Certification of neural nets
Watermarks, cryptographic verification and other certificates of authenticity for our computation
November 26, 2024 — November 26, 2024
Certifying NNs to be what they say they are. Various interesting challenges in this domain. I am not sure if this is well-specified category in itself. Possibly at some point I will separate the cryptographic verification from other certification ideas. Or maybe some other taxonomy? TBD
1 Ownership of models
Keyword: Proof-of-learning, …
(Garg et al. 2023; Goldwasser et al. 2022; Jia et al. 2021)
TBD
2 Proof of training
E.g.
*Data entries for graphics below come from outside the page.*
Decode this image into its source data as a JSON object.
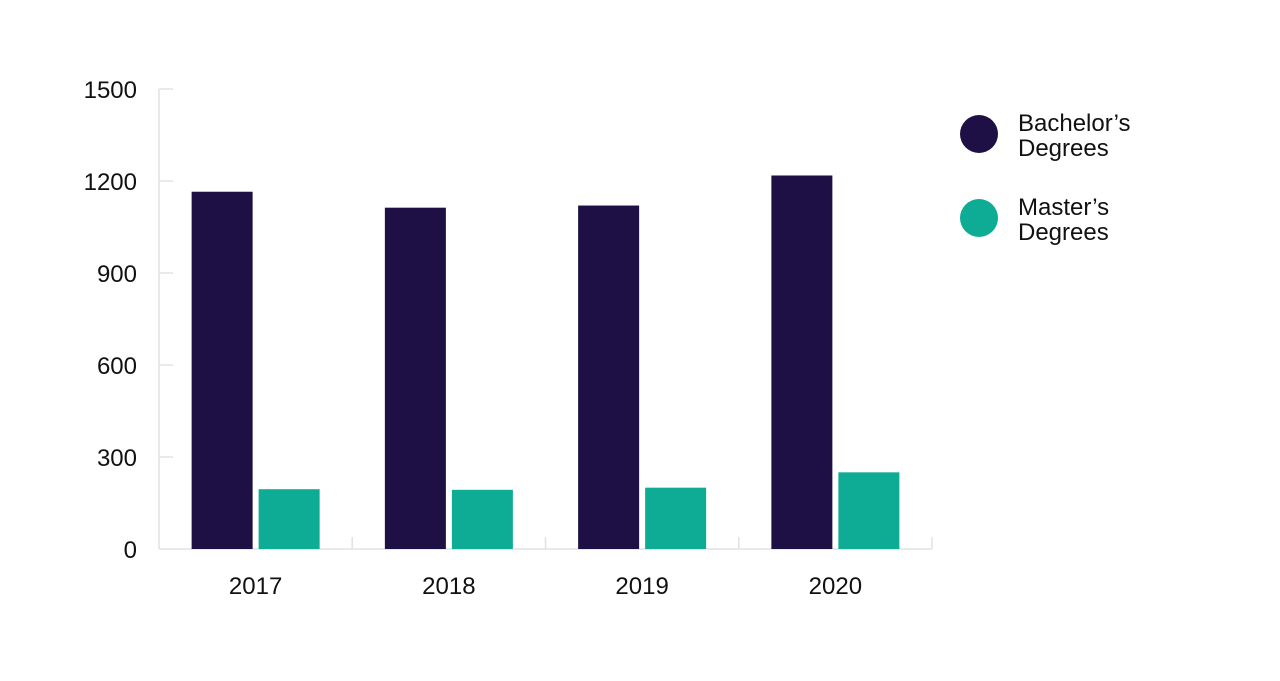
{
  "chart_data": {
    "type": "bar",
    "categories": [
      "2017",
      "2018",
      "2019",
      "2020"
    ],
    "series": [
      {
        "name": "Bachelor’s Degrees",
        "name_lines": [
          "Bachelor’s",
          "Degrees"
        ],
        "color": "#1e1045",
        "values": [
          1165,
          1113,
          1120,
          1218
        ]
      },
      {
        "name": "Master’s Degrees",
        "name_lines": [
          "Master’s",
          "Degrees"
        ],
        "color": "#0eab95",
        "values": [
          195,
          193,
          200,
          250
        ]
      }
    ],
    "ylim": [
      0,
      1500
    ],
    "yticks": [
      0,
      300,
      600,
      900,
      1200,
      1500
    ],
    "title": "",
    "xlabel": "",
    "ylabel": "",
    "grid": false,
    "legend_position": "right"
  }
}
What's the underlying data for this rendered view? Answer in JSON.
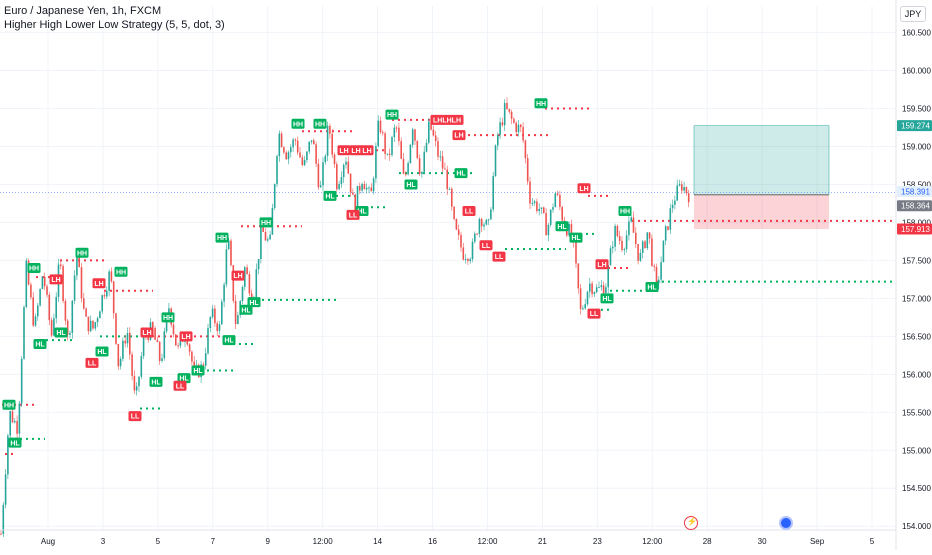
{
  "header": {
    "title": "Euro / Japanese Yen, 1h, FXCM",
    "indicator": "Higher High Lower Low Strategy (5, 5, dot, 3)",
    "currency": "JPY"
  },
  "price_tags": {
    "take_profit": "159.274",
    "current": "158.391",
    "entry": "158.364",
    "stop": "157.913"
  },
  "labels": {
    "HH": "HH",
    "HL": "HL",
    "LH": "LH",
    "LL": "LL",
    "LHLH": "LHLHLH"
  },
  "colors": {
    "up": "#26a69a",
    "down": "#ef5350",
    "green_label": "#00b15d",
    "red_label": "#f23645",
    "tp_zone": "rgba(38,166,154,0.22)",
    "sl_zone": "rgba(242,54,69,0.22)"
  },
  "icons": {
    "flash": "flash-icon",
    "globe": "globe-icon"
  },
  "chart_data": {
    "type": "candlestick",
    "y_ticks": [
      "160.500",
      "160.000",
      "159.500",
      "159.000",
      "158.500",
      "158.000",
      "157.500",
      "157.000",
      "156.500",
      "156.000",
      "155.500",
      "155.000",
      "154.500",
      "154.000"
    ],
    "ylim": [
      153.95,
      160.85
    ],
    "x_ticks": [
      "Aug",
      "3",
      "5",
      "7",
      "9",
      "12:00",
      "14",
      "16",
      "12:00",
      "21",
      "23",
      "12:00",
      "28",
      "30",
      "Sep",
      "5"
    ],
    "path": [
      153.9,
      155.5,
      155.3,
      157.4,
      156.6,
      157.35,
      156.5,
      157.5,
      156.4,
      157.6,
      156.7,
      156.6,
      157.0,
      157.35,
      156.1,
      156.6,
      155.6,
      156.5,
      156.6,
      156.15,
      156.9,
      156.3,
      156.6,
      156.0,
      156.1,
      156.8,
      156.6,
      157.8,
      156.6,
      157.4,
      157.0,
      157.9,
      157.7,
      159.2,
      158.9,
      159.1,
      158.7,
      159.15,
      158.4,
      159.3,
      158.5,
      158.9,
      158.2,
      158.6,
      158.3,
      159.35,
      158.8,
      159.3,
      158.5,
      159.3,
      158.6,
      159.3,
      158.9,
      158.6,
      157.9,
      157.6,
      157.6,
      158.1,
      157.9,
      159.1,
      159.5,
      159.3,
      159.2,
      158.3,
      158.2,
      157.9,
      158.4,
      158.0,
      157.8,
      156.8,
      157.2,
      157.1,
      157.2,
      157.9,
      157.7,
      158.0,
      157.5,
      157.9,
      157.1,
      157.8,
      158.3,
      158.5,
      158.35
    ],
    "green_labels": [
      {
        "t": "HH",
        "x": 9,
        "v": 155.6
      },
      {
        "t": "HL",
        "x": 15,
        "v": 155.1
      },
      {
        "t": "HH",
        "x": 34,
        "v": 157.4
      },
      {
        "t": "HL",
        "x": 40,
        "v": 156.4
      },
      {
        "t": "HL",
        "x": 61,
        "v": 156.55
      },
      {
        "t": "HH",
        "x": 82,
        "v": 157.6
      },
      {
        "t": "HL",
        "x": 102,
        "v": 156.3
      },
      {
        "t": "HH",
        "x": 121,
        "v": 157.35
      },
      {
        "t": "HL",
        "x": 156,
        "v": 155.9
      },
      {
        "t": "HH",
        "x": 168,
        "v": 156.75
      },
      {
        "t": "HL",
        "x": 184,
        "v": 155.95
      },
      {
        "t": "HL",
        "x": 198,
        "v": 156.05
      },
      {
        "t": "HH",
        "x": 222,
        "v": 157.8
      },
      {
        "t": "HL",
        "x": 229,
        "v": 156.45
      },
      {
        "t": "HL",
        "x": 246,
        "v": 156.85
      },
      {
        "t": "HL",
        "x": 254,
        "v": 156.95
      },
      {
        "t": "HH",
        "x": 266,
        "v": 158.0
      },
      {
        "t": "HH",
        "x": 298,
        "v": 159.3
      },
      {
        "t": "HH",
        "x": 320,
        "v": 159.3
      },
      {
        "t": "HL",
        "x": 330,
        "v": 158.35
      },
      {
        "t": "HL",
        "x": 362,
        "v": 158.15
      },
      {
        "t": "HH",
        "x": 392,
        "v": 159.42
      },
      {
        "t": "HL",
        "x": 411,
        "v": 158.5
      },
      {
        "t": "HL",
        "x": 461,
        "v": 158.65
      },
      {
        "t": "HH",
        "x": 541,
        "v": 159.57
      },
      {
        "t": "HL",
        "x": 562,
        "v": 157.95
      },
      {
        "t": "HL",
        "x": 576,
        "v": 157.8
      },
      {
        "t": "HL",
        "x": 607,
        "v": 157.0
      },
      {
        "t": "HH",
        "x": 625,
        "v": 158.15
      },
      {
        "t": "HL",
        "x": 652,
        "v": 157.15
      }
    ],
    "red_labels": [
      {
        "t": "LH",
        "x": 56,
        "v": 157.25
      },
      {
        "t": "LH",
        "x": 99,
        "v": 157.2
      },
      {
        "t": "LL",
        "x": 92,
        "v": 156.15
      },
      {
        "t": "LH",
        "x": 147,
        "v": 156.55
      },
      {
        "t": "LL",
        "x": 135,
        "v": 155.45
      },
      {
        "t": "LH",
        "x": 186,
        "v": 156.5
      },
      {
        "t": "LL",
        "x": 180,
        "v": 155.85
      },
      {
        "t": "LH",
        "x": 238,
        "v": 157.3
      },
      {
        "t": "LH",
        "x": 344,
        "v": 158.95
      },
      {
        "t": "LH",
        "x": 356,
        "v": 158.95
      },
      {
        "t": "LH",
        "x": 367,
        "v": 158.95
      },
      {
        "t": "LL",
        "x": 353,
        "v": 158.1
      },
      {
        "t": "LHLH",
        "x": 447,
        "v": 159.35
      },
      {
        "t": "LH",
        "x": 459,
        "v": 159.15
      },
      {
        "t": "LL",
        "x": 469,
        "v": 158.15
      },
      {
        "t": "LL",
        "x": 486,
        "v": 157.7
      },
      {
        "t": "LL",
        "x": 499,
        "v": 157.55
      },
      {
        "t": "LH",
        "x": 584,
        "v": 158.45
      },
      {
        "t": "LL",
        "x": 594,
        "v": 156.8
      },
      {
        "t": "LH",
        "x": 602,
        "v": 157.45
      }
    ],
    "green_lines": [
      {
        "x1": 20,
        "x2": 45,
        "v": 155.15
      },
      {
        "x1": 40,
        "x2": 75,
        "v": 156.45
      },
      {
        "x1": 100,
        "x2": 140,
        "v": 156.5
      },
      {
        "x1": 98,
        "x2": 110,
        "v": 156.25
      },
      {
        "x1": 140,
        "x2": 162,
        "v": 155.55
      },
      {
        "x1": 195,
        "x2": 237,
        "v": 156.05
      },
      {
        "x1": 233,
        "x2": 253,
        "v": 156.4
      },
      {
        "x1": 256,
        "x2": 338,
        "v": 156.98
      },
      {
        "x1": 336,
        "x2": 360,
        "v": 158.35
      },
      {
        "x1": 365,
        "x2": 388,
        "v": 158.2
      },
      {
        "x1": 399,
        "x2": 455,
        "v": 158.65
      },
      {
        "x1": 464,
        "x2": 476,
        "v": 158.65
      },
      {
        "x1": 505,
        "x2": 566,
        "v": 157.65
      },
      {
        "x1": 574,
        "x2": 598,
        "v": 157.85
      },
      {
        "x1": 610,
        "x2": 647,
        "v": 157.1
      },
      {
        "x1": 656,
        "x2": 928,
        "v": 157.22
      },
      {
        "x1": 595,
        "x2": 612,
        "v": 156.85
      }
    ],
    "red_lines": [
      {
        "x1": 2,
        "x2": 37,
        "v": 155.6
      },
      {
        "x1": 36,
        "x2": 62,
        "v": 157.28
      },
      {
        "x1": 60,
        "x2": 105,
        "v": 157.5
      },
      {
        "x1": 104,
        "x2": 153,
        "v": 157.1
      },
      {
        "x1": 152,
        "x2": 230,
        "v": 156.5
      },
      {
        "x1": 241,
        "x2": 302,
        "v": 157.95
      },
      {
        "x1": 302,
        "x2": 352,
        "v": 159.2
      },
      {
        "x1": 352,
        "x2": 388,
        "v": 158.95
      },
      {
        "x1": 392,
        "x2": 438,
        "v": 159.35
      },
      {
        "x1": 462,
        "x2": 548,
        "v": 159.15
      },
      {
        "x1": 545,
        "x2": 592,
        "v": 159.5
      },
      {
        "x1": 588,
        "x2": 608,
        "v": 158.35
      },
      {
        "x1": 608,
        "x2": 628,
        "v": 157.4
      },
      {
        "x1": 632,
        "x2": 928,
        "v": 158.02
      },
      {
        "x1": 5,
        "x2": 16,
        "v": 154.95
      }
    ],
    "position": {
      "x1": 694,
      "x2": 829,
      "tp": 159.274,
      "entry": 158.364,
      "sl": 157.913
    },
    "current_price": 158.391
  }
}
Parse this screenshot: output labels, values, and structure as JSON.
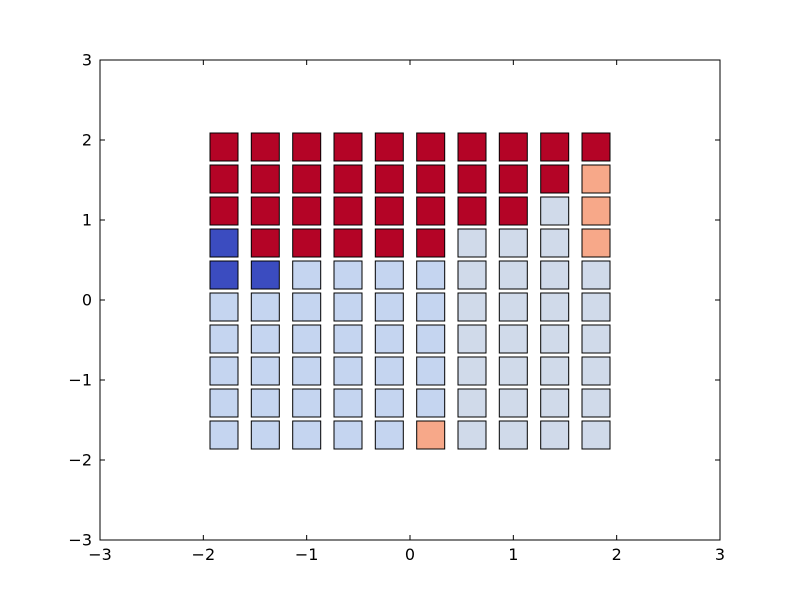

Abbaszadeh et al. (2024):
A zero-knowledge proof of training (zkPoT) enables a party to prove that they have correctly trained a committed model based on a committed dataset without revealing any additional information about the model or the dataset. An ideal zkPoT should offer provable security and privacy guarantees, succinct proof size and verifier runtime, and practical prover efficiency. In this work, we present , a zkPoT targeted for deep neural networks (DNNs) that achieves all these goals at once. Our construction enables a prover to iteratively train their model via (mini-batch) gradient descent, where the number of iterations need not be fixed in advance; at the end of each iteration, the prover generates a commitment to the trained model parameters attached with a succinct zkPoT, attesting to the correctness of the executed iterations. The proof size and verifier time are independent of the number of iterations.
3 Proof of robustness
Didn’t know this was a thing, but then I met Mahalakshmi Sabanayagam who graciously explained to me Gosch et al. (2024) and Sabanayagam et al. (2024).